SEC Sues ARG Entities for Investors’ Losses Caused by Computer Error
A significant computer error which quantitative investment player AXA Rosenberg Group (ARG) failed to disclose to investors has cost $217 million in losses to clients, bringing ARG entities responsible for the debacle under scrutiny of the Securities and Exchange Commission.
AXA Rosenberg Group LLC (ARG), AXA Rosenberg Investment Management LLC (ARIM), and Barr Rosenberg Research Center LLC (BRRC) conceded to SEC’s settlement by paying $217 million to investors affected by the computer error, with financial penalty of $25 million. The SEC also orders ARG to hire an independent consultant to review its disclosure policies and recommend better compliance program for its staff and propose procedures for the disclosure and reporting processes for its quantitative investment model.
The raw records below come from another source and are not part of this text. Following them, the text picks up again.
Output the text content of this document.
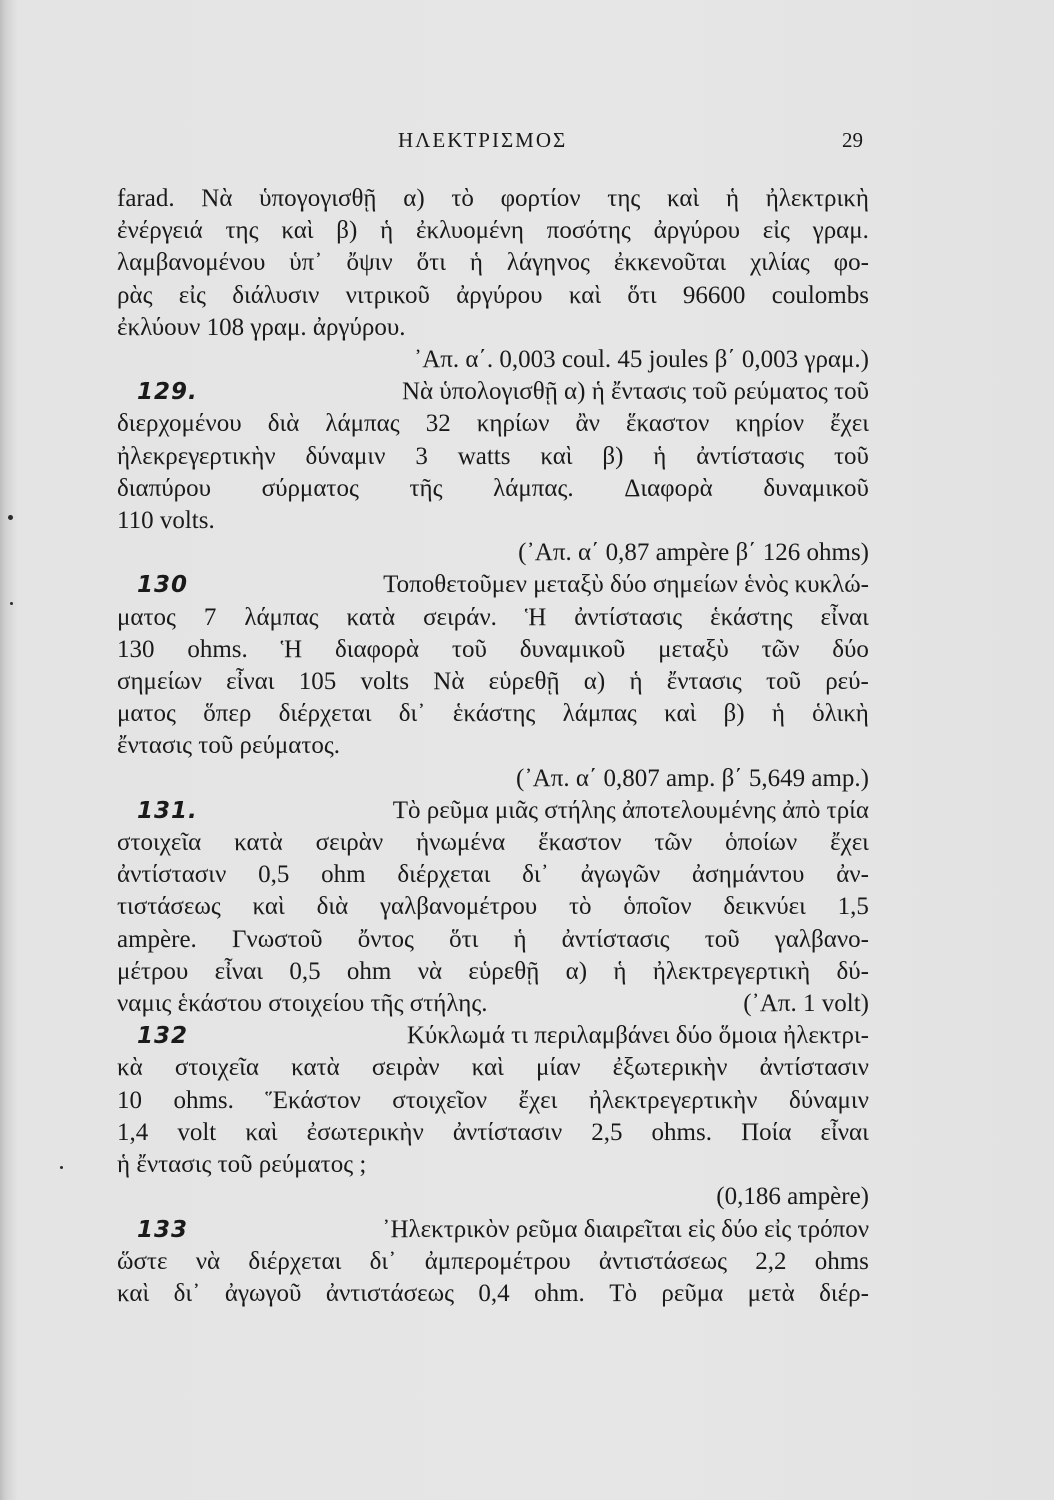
ΗΛΕΚΤΡΙΣΜΟΣ	29
farad. Νὰ ὑπογογισθῇ α) τὸ φορτίον της καὶ ἡ ἠλεκτρικὴ
ἐνέργειά της καὶ β) ἡ ἐκλυομένη ποσότης ἀργύρου εἰς γραμ.
λαμβανομένου ὑπ᾽ ὄψιν ὅτι ἡ λάγηνος ἐκκενοῦται χιλίας φο-
ρὰς εἰς διάλυσιν νιτρικοῦ ἀργύρου καὶ ὅτι 96600 coulombs
ἐκλύουν 108 γραμ. ἀργύρου.
᾽Απ. α΄. 0,003 coul. 45 joules β΄ 0,003 γραμ.)
129.	Νὰ ὑπολογισθῇ α) ἡ ἔντασις τοῦ ρεύματος τοῦ
διερχομένου διὰ λάμπας 32 κηρίων ἂν ἕκαστον κηρίον ἔχει
ἠλεκρεγερτικὴν δύναμιν 3 watts καὶ β) ἡ ἀντίστασις τοῦ
διαπύρου σύρματος τῆς λάμπας. Διαφορὰ δυναμικοῦ
110 volts.
(᾽Απ. α΄ 0,87 ampère β΄ 126 ohms)
130	Τοποθετοῦμεν μεταξὺ δύο σημείων ἑνὸς κυκλώ-
ματος 7 λάμπας κατὰ σειράν. Ἡ ἀντίστασις ἑκάστης εἶναι
130 ohms. Ἡ διαφορὰ τοῦ δυναμικοῦ μεταξὺ τῶν δύο
σημείων εἶναι 105 volts Νὰ εὑρεθῇ α) ἡ ἔντασις τοῦ ρεύ-
ματος ὅπερ διέρχεται δι᾽ ἑκάστης λάμπας καὶ β) ἡ ὁλικὴ
ἔντασις τοῦ ρεύματος.
(᾽Απ. α΄ 0,807 amp. β΄ 5,649 amp.)
131.	Τὸ ρεῦμα μιᾶς στήλης ἀποτελουμένης ἀπὸ τρία
στοιχεῖα κατὰ σειρὰν ἡνωμένα ἕκαστον τῶν ὁποίων ἔχει
ἀντίστασιν 0,5 ohm διέρχεται δι᾽ ἀγωγῶν ἀσημάντου ἀν-
τιστάσεως καὶ διὰ γαλβανομέτρου τὸ ὁποῖον δεικνύει 1,5
ampère. Γνωστοῦ ὄντος ὅτι ἡ ἀντίστασις τοῦ γαλβανο-
μέτρου εἶναι 0,5 ohm νὰ εὑρεθῇ α) ἡ ἠλεκτρεγερτικὴ δύ-
ναμις ἑκάστου στοιχείου τῆς στήλης.	(᾽Απ. 1 volt)
132	Κύκλωμά τι περιλαμβάνει δύο ὅμοια ἠλεκτρι-
κὰ στοιχεῖα κατὰ σειρὰν καὶ μίαν ἐξωτερικὴν ἀντίστασιν
10 ohms. Ἕκάστον στοιχεῖον ἔχει ἠλεκτρεγερτικὴν δύναμιν
1,4 volt καὶ ἐσωτερικὴν ἀντίστασιν 2,5 ohms. Ποία εἶναι
ἡ ἔντασις τοῦ ρεύματος ;
(0,186 ampère)
133	᾽Ηλεκτρικὸν ρεῦμα διαιρεῖται εἰς δύο εἰς τρόπον
ὥστε νὰ διέρχεται δι᾽ ἀμπερομέτρου ἀντιστάσεως 2,2 ohms
καὶ δι᾽ ἀγωγοῦ ἀντιστάσεως 0,4 ohm. Τὸ ρεῦμα μετὰ διέρ-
The SEC claimed that the senior management at BRRC and ARG found a computer error in the code of its quantitative investment model in June 2009 which broke down one of the key components for risk management. But ARG entities did not disclose the glitch to investors, in addition to its failure to fix the glitch.
ARG was also charged with failing to implement compliance functions among its staff to ensure that the model works properly to manage risk.
ARG serves as a holding company of two California-based investment advisers, BRRC, which developed the quantitative investment model computer code in 2007, and ARIM, which manages client portfolios using the model.
It was until November 2009 that the computer error has been hidden from the knowledge of ARG’s global CEO, who then conducted an internal investigation. In March 2010, ARG reported the problem to the SEC and to the clients in April 15.
Furthermore, the SEC alleged that ARG, BRRC, and ARIM did not tell the investors about the impact of the substandard model to the performance of clients. The SEC attributed the “underpeformance” to market volatility rather than the computer error.